Key Milestones and Industry Recognition
Throughout 2024 and into early 2025, OWASP continued to release critical security guidance and expand its influence. Some of the most notable milestones include:
- April 2024: Release of the OWASP CISO Checklist, providing a framework for organizations to establish AI security programs and manage AI risk governance.
- September 2024: Release of the first research from the projects’ AI Threat Intelligence Initiative publishing the Guide for Preparing and Responding to Deepfake Events.
- October 2024: Saw the release of both the
- OWASP AI Security Center of Excellence (CoE) Guide, providing a framework for organizations to establish AI security programs and manage AI risk governance as well as the first edition of the
- OWASP LLM and Generative AI Security Solutions Landscape Guide cataloging the emerging AI security solutions and aligning them to the LLMSecOps lifecycle and Top 10 risk for LLMs.
- November 2024: Introduction of the 2025 OWASP Top 10 Risks for LLMs, updating industry-leading security best practices and introducing a sponsorship program to support ongoing research and education efforts.
- December 2024: Launch of the Agentic AI Security Initiative, dedicated to securing autonomous AI systems and agent-based LLM applications.
- January 2025: Release of the Gen AI Red Teaming Guide which provides a practical approach to evaluating LLM and Generative AI vulnerabilities—from the project’s Red Teaming Initiative.

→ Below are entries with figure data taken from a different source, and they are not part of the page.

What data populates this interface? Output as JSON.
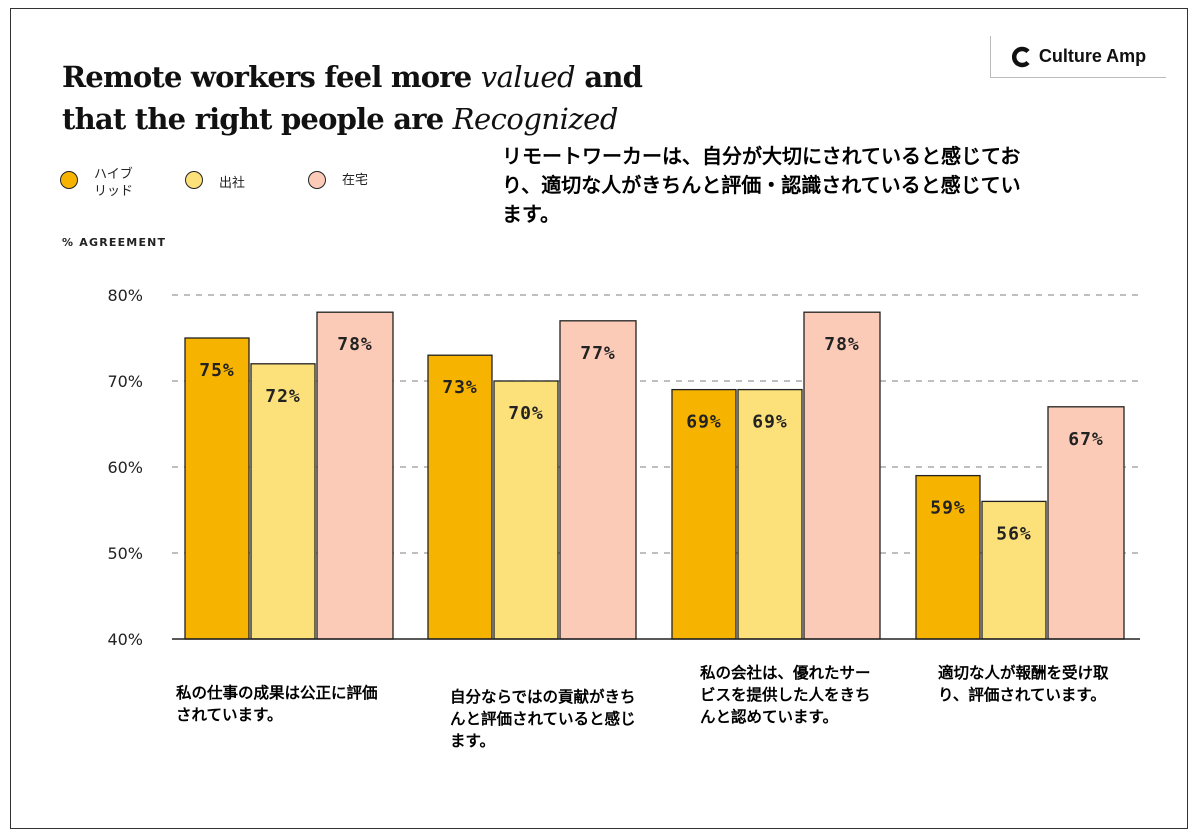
{
  "title_lines": [
    {
      "parts": [
        {
          "text": "Remote workers feel more ",
          "script": false
        },
        {
          "text": "valued",
          "script": true
        },
        {
          "text": " and",
          "script": false
        }
      ]
    },
    {
      "parts": [
        {
          "text": "that the right people are ",
          "script": false
        },
        {
          "text": "Recognized",
          "script": true
        }
      ]
    }
  ],
  "logo": {
    "text": "Culture Amp",
    "icon": "culture-amp-c-icon"
  },
  "caption_jp": "リモートワーカーは、自分が大切にされていると感じており、適切な人がきちんと評価・認識されていると感じています。",
  "legend": [
    {
      "name": "ハイブ\nリッド",
      "color": "#F6B300"
    },
    {
      "name": "出社",
      "color": "#FCE07A"
    },
    {
      "name": "在宅",
      "color": "#FBCBB7"
    }
  ],
  "chart_data": {
    "type": "bar",
    "ylabel": "% AGREEMENT",
    "ylim": [
      40,
      80
    ],
    "yticks": [
      "40%",
      "50%",
      "60%",
      "70%",
      "80%"
    ],
    "grid": true,
    "legend_position": "top-left",
    "categories": [
      "私の仕事の成果は公正に評価されています。",
      "自分ならではの貢献がきちんと評価されていると感じます。",
      "私の会社は、優れたサービスを提供した人をきちんと認めています。",
      "適切な人が報酬を受け取り、評価されています。"
    ],
    "series": [
      {
        "name": "ハイブリッド",
        "color": "#F6B300",
        "values": [
          75,
          73,
          69,
          59
        ],
        "labels": [
          "75%",
          "73%",
          "69%",
          "59%"
        ]
      },
      {
        "name": "出社",
        "color": "#FCE07A",
        "values": [
          72,
          70,
          69,
          56
        ],
        "labels": [
          "72%",
          "70%",
          "69%",
          "56%"
        ]
      },
      {
        "name": "在宅",
        "color": "#FBCBB7",
        "values": [
          78,
          77,
          78,
          67
        ],
        "labels": [
          "78%",
          "77%",
          "78%",
          "67%"
        ]
      }
    ]
  }
}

The OWASP Gen AI Security Project has achieved significant recognition in the cybersecurity and AI governance communities, serving as a vital resource for identifying and mitigating risks associated with large language models. This initiative has actively collaborated with esteemed organizations, including MITRE, NIST, UK government entities, and various Linux Foundation projects, ensuring a comprehensive and well-informed approach to AI security. Through these strategic partnerships, the project has integrated expert insights, industry best practices, and global policy frameworks, reinforcing its role in promoting secure and responsible AI deployment across multiple sectors.
Global Impact and Future Outlook
The OWASP AI Security Project has grown into a truly global initiative, with research and resources now available in over 8 languages, including Portuguese, German, French, Hindi, Persian, Simplified Chinese, Japanese, and Spanish, with more translations in progress. This localization effort ensures that organizations worldwide can access and implement AI security best practices.
All OWASP research is conducted by expert volunteers from security and AI fields, and all outputs are licensed under open-source licenses, ensuring accessibility and community-driven improvements.
Today, the OWASP Gen AI Security Project stands as the fastest-growing global community of security and AI experts, providing practical, peer-reviewed insights and resources. As generative AI continues to evolve, OWASP remains committed to advancing AI security research, refining risk mitigation strategies, and ensuring organizations can confidently deploy and manage secure AI systems.